The Torah emphatically teaches that “the alien must not be wronged” (Leviticus 19:32). The Hebrew word for alien is “ger.” The quintessential Biblical commentator, Rabbi Solomon ben Isaac of Troyes, known by his acronym RaShI (1040–1105), notes that the word “ger” is used int two different ways. In its Biblical context, a “ger” is a resident alien, a stranger who has taken up temporary residence in the land of Israel. Here, the command is not to take advantage of a newcomer, someone unfamiliar with local usage and practice whose ignorance could be exploited for personal gain by the unscrupulous. An example of taking advantage in a Canadian context would be convincing an immigrant that a “loonie” is more valuable than a “toonie” since a “toonie” is part silver while the “loonie” is all “gold.” In fact, the opposite is the case. The “toonie” carries twice the value of the “loonie.” In Rabbinic times, RaShI reminds his readers, a “ger” is a convert to Judaism. Here, the command to refrain from wronging a convert takes on a different character.

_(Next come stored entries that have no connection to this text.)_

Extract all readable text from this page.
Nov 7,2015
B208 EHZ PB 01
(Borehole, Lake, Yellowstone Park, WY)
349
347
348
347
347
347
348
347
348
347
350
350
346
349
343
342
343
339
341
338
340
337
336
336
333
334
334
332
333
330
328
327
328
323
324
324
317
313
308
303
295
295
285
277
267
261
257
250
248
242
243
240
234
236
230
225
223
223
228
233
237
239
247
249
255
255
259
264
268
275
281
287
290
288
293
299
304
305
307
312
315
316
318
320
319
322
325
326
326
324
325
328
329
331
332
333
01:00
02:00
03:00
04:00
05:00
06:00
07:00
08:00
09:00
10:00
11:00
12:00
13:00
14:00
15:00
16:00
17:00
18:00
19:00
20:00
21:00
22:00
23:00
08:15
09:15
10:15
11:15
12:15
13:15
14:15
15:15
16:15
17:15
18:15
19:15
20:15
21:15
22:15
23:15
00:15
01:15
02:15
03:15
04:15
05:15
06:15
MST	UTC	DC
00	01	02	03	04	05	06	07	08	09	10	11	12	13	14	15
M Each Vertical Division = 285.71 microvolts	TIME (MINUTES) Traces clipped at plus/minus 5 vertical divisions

The Talmud (Bava Metzia 58b) explains that just as one can cause pain to another by taking advantage of him or her in business transactions (fraud would be a good example), one can cause pain to another through words. The classic instance of such misconduct is reminding a reformed sinner of his or her earlier misdeeds (“Remember how you were convicted of theft?” “Remember when you used to eat pork?” “Remember when you were suspended from school for fighting?”) or reminding a convert of his or her ancestry (“Remember how your parents would take you to their church?”).
Words matter. Words can elevate or denigrate. Words can hurt or heal. Words can encourage or discourage. The challenge before each and every person each and every day is to choose his or her words with care.
Maimonides notes that there are numerous commandments in the Torah requiring special care towards converts because they are particularly dear to God and worthy of special respect. It is of particular concern to watch our language when speaking to converts. Indeed, it is our obligation to watch our language when speaking to anyone.